A multitude of TP53 phosphorylation sites have been detected that affect its activity and degradation [71, 72]. Among others, phosphorylation of TP53 at Ser366 by CHEK2 has been described in the context of TP53 stabilization and transactivation [51]. In vivo, we observed an increase of TP53Ser366 phosphorylation through exogenous AATK expression and a decrease through the kinase-dead mutant of AATK (Fig. 5C). In vitro kinase assay supported that AATK is a Ser/Thr kinase phosphorylating TP53 at Ser366 (Fig. 5D). We further demonstrated that the kinase activity of AATK is required for cell viability (Fig. 5E and Fig. S20) and growth inhibition (Fig. 5F) likely as a result of TP53 phosphorylation. Interestingly, decreased CCND1 expression is linked to increased stability of TP53 [73].

Deregulated G1 checkpoint in cancers often leads to a strong dependency on G2/M checkpoint for prevention of mitotic catastrophe due to DNA damage [56]. Interestingly, WEE1 is the gatekeeper of the G2/M checkpoint [74]. Thus a high reliance on G2/M checkpoint is required in cancer cells with deregulated G1 checkpoint [74]. Newest research on WEE1, has once more pinpointed the efficacy of WEE1 inhibitors in combination with genotoxic stress as approach in cancer treatment [75]. This therapeutic strategy leads to activation of CDK1 and rapid cell cycle progression without proper DNA damage response. Consequently, mitotic catastrophe due to DNA damage cannot be prevented [70].

On the one hand, CCND1 is required for G1/S transition and overexpression is an early event in tumorigenesis [63]. On the other hand, overexpression of WEE1 in cancer strengthens G2/M checkpoint for DNA damage response and thereby supports cell proliferation [70]. Considering, that the expression of AATK correlates with DNA damage (Fig. 3), UV-induced TP53 phosphorylation is dependent on AATK expression (Fig. S14) and the kinase activity of AATK (Fig. S13) and that it inhibits cell growth (Fig. 5E, F), the necessity for further research on AATK is emphasized.
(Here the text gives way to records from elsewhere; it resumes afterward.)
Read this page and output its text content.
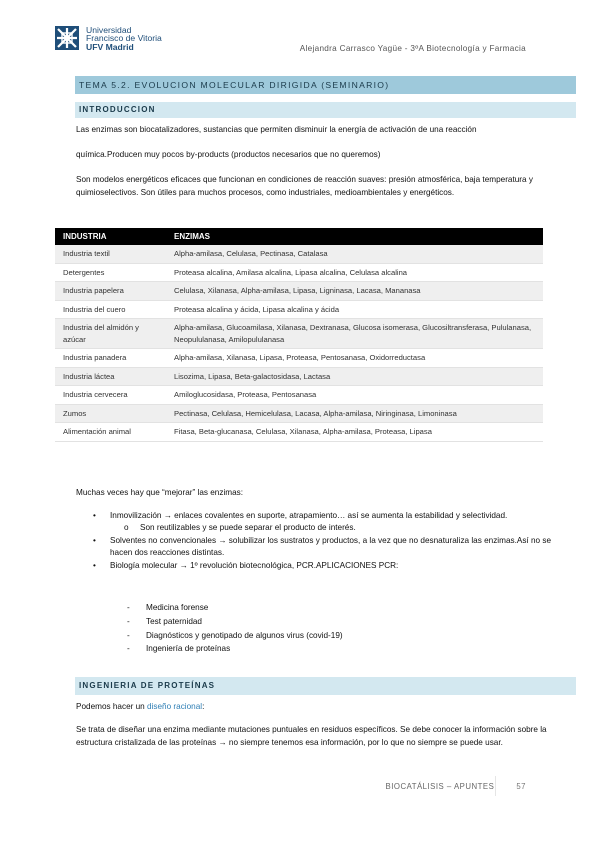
Universidad
Francisco de Vitoria
UFV Madrid	Alejandra Carrasco Yagüe - 3ºA Biotecnología y Farmacia
TEMA 5.2. EVOLUCION MOLECULAR DIRIGIDA (SEMINARIO)
INTRODUCCION
Las enzimas son biocatalizadores, sustancias que permiten disminuir la energía de activación de una reacción
química.Producen muy pocos by-products (productos necesarios que no queremos)
Son modelos energéticos eficaces que funcionan en condiciones de reacción suaves: presión atmosférica, baja temperatura y quimioselectivos. Son útiles para muchos procesos, como industriales, medioambientales y energéticos.
INDUSTRIA	ENZIMAS
Industria textil	Alpha-amilasa, Celulasa, Pectinasa, Catalasa
Detergentes	Proteasa alcalina, Amilasa alcalina, Lipasa alcalina, Celulasa alcalina
Industria papelera	Celulasa, Xilanasa, Alpha-amilasa, Lipasa, Ligninasa, Lacasa, Mananasa
Industria del cuero	Proteasa alcalina y ácida, Lipasa alcalina y ácida
Industria del almidón y azúcar	Alpha-amilasa, Glucoamilasa, Xilanasa, Dextranasa, Glucosa isomerasa, Glucosiltransferasa, Pululanasa, Neopululanasa, Amilopululanasa
Industria panadera	Alpha-amilasa, Xilanasa, Lipasa, Proteasa, Pentosanasa, Oxidorreductasa
Industria láctea	Lisozima, Lipasa, Beta-galactosidasa, Lactasa
Industria cervecera	Amiloglucosidasa, Proteasa, Pentosanasa
Zumos	Pectinasa, Celulasa, Hemicelulasa, Lacasa, Alpha-amilasa, Niringinasa, Limoninasa
Alimentación animal	Fitasa, Beta-glucanasa, Celulasa, Xilanasa, Alpha-amilasa, Proteasa, Lipasa
Muchas veces hay que “mejorar” las enzimas:
• Inmovilización → enlaces covalentes en suporte, atrapamiento… así se aumenta la estabilidad y selectividad.
o Son reutilizables y se puede separar el producto de interés.
• Solventes no convencionales → solubilizar los sustratos y productos, a la vez que no desnaturaliza las enzimas.Así no se hacen dos reacciones distintas.
• Biología molecular → 1º revolución biotecnológica, PCR.APLICACIONES PCR:
- Medicina forense
- Test paternidad
- Diagnósticos y genotipado de algunos virus (covid-19)
- Ingeniería de proteínas
INGENIERIA DE PROTEÍNAS
Podemos hacer un diseño racional:
Se trata de diseñar una enzima mediante mutaciones puntuales en residuos específicos. Se debe conocer la información sobre la estructura cristalizada de las proteínas → no siempre tenemos esa información, por lo que no siempre se puede usar.
BIOCATÁLISIS – APUNTES	57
In summary, we demonstrate for the first time that AATK acts as a Ser/Thr kinase and that TP53 is its direct target. In addition, the inhibition of cell cycle progression and the decrease of CCND1 and WEE1 expression facilitated by AATK is dependent on its kinase activity.

In conclusion, the loss of AATK via epigenetic silencing in various cancers drives uncontrolled cell growth by interfering with a hypothesized signaling cascade including TP53 phosphorylation and subsequent reduction in expression of the key cell cycle regulators CCND1 and WEE1. Loss of AATK expression is observed in multiple tumor entities and correlates with reduced patient survival. Based on this observation and given our findings, in the future AATK should be considered a biomarker for the characterization of tumors and in the decision of adequate treatment options. Detection of AATK silencing (e.g., by promoter hypermethylation) may thus be of value to precision medicine.